Oh, and just a formatting suggestion, any of the thoughts that Thornbriar was having or the words in his head, you should probably italicize them for easier readability. You might have them italicized wherever you wrote this originally, but I know when you copy and paste KP messes up the formatting.
Anyway, I really enjoyed reading this. I thought the second sentence was really good in establishing who Thornbriar was. I knew he was a horse immediately, instead of getting confused later on. So great job with that!
Like I said earlier, take all this with a grain of salt. 😊 I am definitely no expert in writing. 😉 I hope I was able to help you some and good luck on the contest!! 😄💖
(And if anything that I said didn’t make sense, just ask and I’ll try to clarify. (: )
Write what should not be forgotten. — Isabel Allende
February 20, 2024 at 3:10 pm #176345Oh good, it posted. KP was acting weird for a bit and I was afraid it hadn’t posted. 😬
Write what should not be forgotten. — Isabel Allende
February 22, 2024 at 3:03 pm #176483You pinpointed some great areas for me to work on.
With a sudden toss of his head, he dashed back the emotions threatening to overpower him. His peace shattered, and Thornbriar walked back to the forest.
I just feel like it flows better. And a little side note… Shortly after this sentence, you take a sentence or two to describe the forest. If you wanted, you could add a piece or two of description to the previous sentence, but that’s totally up to you.
I want to clarify. Do you mean to expound on his emotions?
Yeah, in Pages his thoughts were italicized. I’ll plan to double-check it next time.
Thanks for your amazing input!
"He is no fool who gives what he cannot keep to gain what he cannot lose."~ Jim Elliot
February 22, 2024 at 4:12 pm #176487Um, I don’t think so.
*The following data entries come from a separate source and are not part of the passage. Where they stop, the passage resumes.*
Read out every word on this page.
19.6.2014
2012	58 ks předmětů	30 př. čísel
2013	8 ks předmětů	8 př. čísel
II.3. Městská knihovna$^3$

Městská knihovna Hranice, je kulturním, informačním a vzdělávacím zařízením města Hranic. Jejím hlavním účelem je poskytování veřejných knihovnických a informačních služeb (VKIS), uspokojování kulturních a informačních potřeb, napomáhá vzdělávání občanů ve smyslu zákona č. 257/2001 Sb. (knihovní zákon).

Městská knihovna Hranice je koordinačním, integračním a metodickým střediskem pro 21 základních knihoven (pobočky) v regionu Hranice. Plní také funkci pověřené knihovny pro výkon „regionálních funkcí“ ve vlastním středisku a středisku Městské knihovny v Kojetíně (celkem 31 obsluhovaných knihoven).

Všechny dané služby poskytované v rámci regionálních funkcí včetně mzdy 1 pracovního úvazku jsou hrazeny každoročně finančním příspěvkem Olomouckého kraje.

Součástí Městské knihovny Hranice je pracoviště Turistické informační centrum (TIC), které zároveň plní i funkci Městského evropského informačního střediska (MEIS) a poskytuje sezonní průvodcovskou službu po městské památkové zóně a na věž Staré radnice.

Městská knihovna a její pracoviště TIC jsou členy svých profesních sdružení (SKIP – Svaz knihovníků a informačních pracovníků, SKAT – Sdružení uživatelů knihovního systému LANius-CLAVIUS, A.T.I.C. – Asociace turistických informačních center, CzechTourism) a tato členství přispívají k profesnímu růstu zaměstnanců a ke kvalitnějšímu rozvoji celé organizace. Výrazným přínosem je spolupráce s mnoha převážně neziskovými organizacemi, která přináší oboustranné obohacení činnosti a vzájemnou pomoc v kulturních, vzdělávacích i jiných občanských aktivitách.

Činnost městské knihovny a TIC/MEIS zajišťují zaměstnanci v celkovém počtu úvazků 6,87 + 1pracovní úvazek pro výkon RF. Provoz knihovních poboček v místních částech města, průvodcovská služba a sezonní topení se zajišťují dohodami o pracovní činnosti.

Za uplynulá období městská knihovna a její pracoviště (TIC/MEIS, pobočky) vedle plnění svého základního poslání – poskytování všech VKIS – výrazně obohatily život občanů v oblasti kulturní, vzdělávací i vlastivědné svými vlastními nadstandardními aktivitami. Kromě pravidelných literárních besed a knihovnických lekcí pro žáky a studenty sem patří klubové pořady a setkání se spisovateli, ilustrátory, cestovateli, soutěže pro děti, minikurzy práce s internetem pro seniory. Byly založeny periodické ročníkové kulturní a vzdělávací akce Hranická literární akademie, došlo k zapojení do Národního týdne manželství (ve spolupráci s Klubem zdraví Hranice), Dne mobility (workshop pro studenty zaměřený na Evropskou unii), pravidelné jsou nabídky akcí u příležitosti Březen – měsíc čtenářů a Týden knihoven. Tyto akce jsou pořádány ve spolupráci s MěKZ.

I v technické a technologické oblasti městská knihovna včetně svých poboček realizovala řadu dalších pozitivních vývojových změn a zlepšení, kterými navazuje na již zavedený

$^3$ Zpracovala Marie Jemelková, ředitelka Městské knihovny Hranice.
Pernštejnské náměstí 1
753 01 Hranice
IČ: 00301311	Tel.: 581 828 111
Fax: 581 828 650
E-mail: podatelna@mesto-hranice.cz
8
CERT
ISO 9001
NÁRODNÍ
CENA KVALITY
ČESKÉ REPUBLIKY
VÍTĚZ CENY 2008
I believe I was just pointing out some wording that I felt was a little awkward. My suggestion was a way to word it differently so that it would be smoother to read. As for the describing the forest, you could tap into his emotions a little bit then, but that wasn’t exactly what I was pointing out. I was just suggesting add a little bit of description to that sentence, but like I said, that’s just a personal opinion, so it’s completely up to you. (:
Write what should not be forgotten. — Isabel Allende
February 23, 2024 at 1:19 pm #176533Oh and just to clarify, the words that I suggested should be taken out shouldn’t be taken out every time they’re in your prose. It’s just a good rule of thumb to follow, not some law. Just wanted to make that clear. 😊
Write what should not be forgotten. — Isabel Allende
February 23, 2024 at 1:19 pm #176534Sometimes you gotta feel it out.